The generated simulator core is a C++ class named Sim. It contains the instruction-execution code and stores the architectural state. The translation from ITL to C++ includes generating public functions for next_state, decode, and interface macros; generating private functions for remaining macros; generating a member variable for architectural state; replacing ITL/HDL data types and operations with C++ equivalents; and replacing update expressions with direct array or structure overwrites in C++. [C4]

A full RTL/ISA equivalence proof is not required before generating the simulator. The ISA can be developed in ITL early in the design process and used to generate an ISS before verification starts. If the ISA changes, the ISS is regenerated; full confidence that the ISS complies with the design is obtained at the end of formal verification. [C5]

Runtime integration

The generated C++ class provides the core ISS functionality, but the user supplies a wrapper. The wrapper calls the generated public functions to execute individual instructions and connects the simulation core to peripheral components such as external memories or buses.

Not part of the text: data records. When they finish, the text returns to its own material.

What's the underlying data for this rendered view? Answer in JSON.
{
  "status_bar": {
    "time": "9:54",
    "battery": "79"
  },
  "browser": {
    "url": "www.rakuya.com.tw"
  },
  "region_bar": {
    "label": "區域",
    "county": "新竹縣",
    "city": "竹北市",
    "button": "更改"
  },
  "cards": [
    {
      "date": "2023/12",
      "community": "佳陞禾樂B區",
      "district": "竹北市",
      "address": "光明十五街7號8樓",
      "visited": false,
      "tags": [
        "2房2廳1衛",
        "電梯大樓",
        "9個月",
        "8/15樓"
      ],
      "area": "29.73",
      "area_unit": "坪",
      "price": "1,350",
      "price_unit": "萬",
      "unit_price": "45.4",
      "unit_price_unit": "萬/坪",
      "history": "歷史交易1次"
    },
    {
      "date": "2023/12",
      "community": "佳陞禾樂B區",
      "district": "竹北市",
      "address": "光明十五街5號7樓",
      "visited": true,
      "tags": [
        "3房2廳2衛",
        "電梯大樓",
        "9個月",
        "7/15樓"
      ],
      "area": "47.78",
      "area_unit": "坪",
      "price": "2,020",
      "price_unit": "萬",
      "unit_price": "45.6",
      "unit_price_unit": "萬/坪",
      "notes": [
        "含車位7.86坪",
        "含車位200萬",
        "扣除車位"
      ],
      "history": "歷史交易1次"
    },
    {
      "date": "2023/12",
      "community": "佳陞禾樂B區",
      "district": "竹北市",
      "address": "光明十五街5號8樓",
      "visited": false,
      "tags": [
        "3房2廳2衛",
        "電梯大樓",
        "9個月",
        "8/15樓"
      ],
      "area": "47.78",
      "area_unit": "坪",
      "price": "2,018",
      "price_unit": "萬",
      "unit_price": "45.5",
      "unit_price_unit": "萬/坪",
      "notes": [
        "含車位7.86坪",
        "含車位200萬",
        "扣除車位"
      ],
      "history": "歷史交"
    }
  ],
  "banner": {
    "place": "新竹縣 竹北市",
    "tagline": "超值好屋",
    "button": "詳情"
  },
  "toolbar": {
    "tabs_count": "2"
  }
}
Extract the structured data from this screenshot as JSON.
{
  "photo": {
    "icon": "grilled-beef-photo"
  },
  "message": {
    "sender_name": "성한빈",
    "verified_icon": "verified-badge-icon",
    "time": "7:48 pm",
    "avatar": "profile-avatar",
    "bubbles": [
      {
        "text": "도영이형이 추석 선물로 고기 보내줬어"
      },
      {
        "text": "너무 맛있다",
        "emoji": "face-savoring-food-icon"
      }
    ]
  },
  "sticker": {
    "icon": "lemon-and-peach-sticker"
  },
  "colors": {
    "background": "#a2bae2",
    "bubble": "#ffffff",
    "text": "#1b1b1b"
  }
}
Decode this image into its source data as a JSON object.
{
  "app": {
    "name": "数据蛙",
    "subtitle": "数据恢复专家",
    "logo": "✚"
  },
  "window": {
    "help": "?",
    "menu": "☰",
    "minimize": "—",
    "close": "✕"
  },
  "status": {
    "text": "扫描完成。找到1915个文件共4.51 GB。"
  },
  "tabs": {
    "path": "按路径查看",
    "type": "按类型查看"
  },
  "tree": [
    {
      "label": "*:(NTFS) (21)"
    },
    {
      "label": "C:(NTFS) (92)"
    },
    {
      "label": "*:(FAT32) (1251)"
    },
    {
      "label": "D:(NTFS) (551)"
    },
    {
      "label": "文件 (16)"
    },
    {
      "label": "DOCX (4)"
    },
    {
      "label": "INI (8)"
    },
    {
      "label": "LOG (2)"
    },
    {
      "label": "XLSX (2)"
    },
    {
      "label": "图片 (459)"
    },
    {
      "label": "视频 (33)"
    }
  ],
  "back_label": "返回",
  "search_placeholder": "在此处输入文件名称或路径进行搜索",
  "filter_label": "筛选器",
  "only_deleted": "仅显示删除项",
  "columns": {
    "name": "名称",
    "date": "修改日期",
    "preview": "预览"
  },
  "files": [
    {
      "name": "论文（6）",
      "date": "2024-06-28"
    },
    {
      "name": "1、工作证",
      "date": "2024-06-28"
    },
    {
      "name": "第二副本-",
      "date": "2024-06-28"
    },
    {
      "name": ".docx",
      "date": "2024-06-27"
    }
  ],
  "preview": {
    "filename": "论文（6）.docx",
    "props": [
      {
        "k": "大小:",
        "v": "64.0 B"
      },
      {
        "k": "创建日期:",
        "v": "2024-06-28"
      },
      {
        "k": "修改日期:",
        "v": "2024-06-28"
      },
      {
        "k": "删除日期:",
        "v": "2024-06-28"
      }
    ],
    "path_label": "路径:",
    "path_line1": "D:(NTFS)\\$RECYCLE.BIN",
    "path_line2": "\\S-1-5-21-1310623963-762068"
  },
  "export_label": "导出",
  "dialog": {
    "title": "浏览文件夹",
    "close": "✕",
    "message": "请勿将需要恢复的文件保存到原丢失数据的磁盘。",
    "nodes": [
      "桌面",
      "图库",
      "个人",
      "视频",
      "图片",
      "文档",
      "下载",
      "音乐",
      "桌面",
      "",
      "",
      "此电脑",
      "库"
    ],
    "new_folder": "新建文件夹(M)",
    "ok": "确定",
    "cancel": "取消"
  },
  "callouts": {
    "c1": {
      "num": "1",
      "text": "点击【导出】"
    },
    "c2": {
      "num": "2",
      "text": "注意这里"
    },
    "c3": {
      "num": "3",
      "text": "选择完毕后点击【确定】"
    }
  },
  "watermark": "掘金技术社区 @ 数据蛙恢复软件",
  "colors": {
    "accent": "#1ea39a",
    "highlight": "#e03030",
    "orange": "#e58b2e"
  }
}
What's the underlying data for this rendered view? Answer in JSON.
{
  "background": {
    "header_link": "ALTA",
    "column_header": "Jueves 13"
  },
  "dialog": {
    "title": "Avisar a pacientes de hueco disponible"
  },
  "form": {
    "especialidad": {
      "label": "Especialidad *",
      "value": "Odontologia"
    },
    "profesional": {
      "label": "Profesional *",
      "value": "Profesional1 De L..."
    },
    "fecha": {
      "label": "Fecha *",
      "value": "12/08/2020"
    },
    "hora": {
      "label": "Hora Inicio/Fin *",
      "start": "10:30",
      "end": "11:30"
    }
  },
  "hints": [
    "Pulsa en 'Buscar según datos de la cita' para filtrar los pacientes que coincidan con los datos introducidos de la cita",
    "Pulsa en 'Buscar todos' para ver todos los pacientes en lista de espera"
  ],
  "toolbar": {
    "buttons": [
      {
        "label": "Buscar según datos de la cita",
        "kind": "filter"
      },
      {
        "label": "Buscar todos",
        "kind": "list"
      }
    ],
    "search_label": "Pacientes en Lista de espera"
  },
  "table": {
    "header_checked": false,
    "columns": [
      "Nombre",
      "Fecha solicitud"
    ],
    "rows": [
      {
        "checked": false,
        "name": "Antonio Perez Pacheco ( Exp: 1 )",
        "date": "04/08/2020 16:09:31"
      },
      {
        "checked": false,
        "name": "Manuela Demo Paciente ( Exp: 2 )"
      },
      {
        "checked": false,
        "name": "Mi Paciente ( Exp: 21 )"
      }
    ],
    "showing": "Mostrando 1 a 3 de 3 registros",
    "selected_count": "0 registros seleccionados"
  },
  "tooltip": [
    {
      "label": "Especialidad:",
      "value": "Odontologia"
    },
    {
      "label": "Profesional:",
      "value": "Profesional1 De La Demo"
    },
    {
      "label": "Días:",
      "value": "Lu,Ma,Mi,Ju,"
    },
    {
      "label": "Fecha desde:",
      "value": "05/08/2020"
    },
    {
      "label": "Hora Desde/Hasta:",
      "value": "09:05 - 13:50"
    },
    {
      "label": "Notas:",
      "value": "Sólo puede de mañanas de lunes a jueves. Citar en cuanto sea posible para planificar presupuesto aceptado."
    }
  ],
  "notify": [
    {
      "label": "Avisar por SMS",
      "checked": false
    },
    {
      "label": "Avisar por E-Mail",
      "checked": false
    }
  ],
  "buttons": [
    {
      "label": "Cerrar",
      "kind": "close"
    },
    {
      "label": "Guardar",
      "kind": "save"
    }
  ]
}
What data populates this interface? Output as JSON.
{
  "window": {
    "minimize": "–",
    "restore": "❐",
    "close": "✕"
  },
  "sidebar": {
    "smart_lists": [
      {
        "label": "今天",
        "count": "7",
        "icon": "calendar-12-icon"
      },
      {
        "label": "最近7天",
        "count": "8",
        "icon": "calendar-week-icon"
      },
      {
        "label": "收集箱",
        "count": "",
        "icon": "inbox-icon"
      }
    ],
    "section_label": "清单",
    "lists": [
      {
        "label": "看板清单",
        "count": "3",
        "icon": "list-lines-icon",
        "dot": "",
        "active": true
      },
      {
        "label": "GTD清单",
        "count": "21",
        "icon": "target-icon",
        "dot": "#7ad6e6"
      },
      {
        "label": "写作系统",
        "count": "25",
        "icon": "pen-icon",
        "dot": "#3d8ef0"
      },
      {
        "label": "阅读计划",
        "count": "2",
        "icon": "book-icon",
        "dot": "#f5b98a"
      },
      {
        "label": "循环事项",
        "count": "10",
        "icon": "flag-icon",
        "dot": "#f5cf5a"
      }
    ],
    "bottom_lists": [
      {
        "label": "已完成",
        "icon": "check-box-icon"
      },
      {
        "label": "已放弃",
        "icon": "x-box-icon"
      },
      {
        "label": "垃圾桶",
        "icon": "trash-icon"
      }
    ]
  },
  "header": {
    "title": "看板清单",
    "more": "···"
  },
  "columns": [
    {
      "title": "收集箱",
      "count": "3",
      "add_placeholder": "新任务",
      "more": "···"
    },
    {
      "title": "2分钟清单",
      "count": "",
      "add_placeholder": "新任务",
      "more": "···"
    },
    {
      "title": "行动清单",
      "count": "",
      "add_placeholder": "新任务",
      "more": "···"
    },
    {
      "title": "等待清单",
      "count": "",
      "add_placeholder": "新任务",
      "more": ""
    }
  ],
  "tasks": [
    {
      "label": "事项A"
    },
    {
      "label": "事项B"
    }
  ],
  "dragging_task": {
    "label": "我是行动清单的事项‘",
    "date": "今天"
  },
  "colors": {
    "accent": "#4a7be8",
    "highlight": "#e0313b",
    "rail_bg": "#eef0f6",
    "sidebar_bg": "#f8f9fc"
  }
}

The evidence also describes integration with commercial simulation and debugging tools in the experimental setup. [C6]

Code-generation optimizations

Several optimizations are applied during C++ generation to improve simulation performance:

• ITL/HDL values whose bit width fits the host system are mapped to native C++ data types such as unsigned integers.
• Basic integer arithmetic and simple logic operations are mapped to native C++ operations.
• Larger bit vectors and complex operations such as bit slicing or bit rotation use optimized library functions.
• Data dependencies in macro functions are analyzed to identify shared expressions, allowing member variables to cache temporary and intermediate results.
• Decoded instruction fields are cached so repeated decoding of the same instruction can be avoided, which is effective for common software locality patterns such as loops. [C7]

Experimental results

Two generated ISSs were evaluated. For a small pipelined processor with eight 16-bit registers, a special interrupt-return-vector register, a five-stage pipeline, and seven instructions, the generated property-suite ISS achieved 7 MIPS. In the same comparison, an interpretive commercial-tool ISS achieved 0.22 MIPS and a just-in-time compiled simulator achieved 14 MIPS. [C8]

For an industrial processor design with 64 32-bit registers across multiple hardware contexts, a seven-stage pipeline, memory and bus interfaces, and 88 DLX-based instructions, the generated ISS achieved 1.2 MIPS. The commercial just-in-time compiled simulator achieved 2.5 MIPS. The reported processor core was about 10,000 lines of VHDL, and the final reformulated property suite was about 2,000 lines of ITL. [C9]

The authors conclude that the generated C++ ISS performance is comparable to state-of-the-art commercial tools when the generation applies the described optimizations. They also note that commercial just-in-time compiled simulators remained faster, likely due to tool optimizations and because the generated properties reflected hardware and pipeline effects that may be absent from high-level ISA descriptions. [C10]

Design value

The main technical value of the artifact is that it uses the formal property suite as a single source for both verification and simulation. This supports automatic simulator adaptation when the design or specification changes late in the process and provides a practical way to obtain a proven-correct and efficient ISS for early software development. [C11]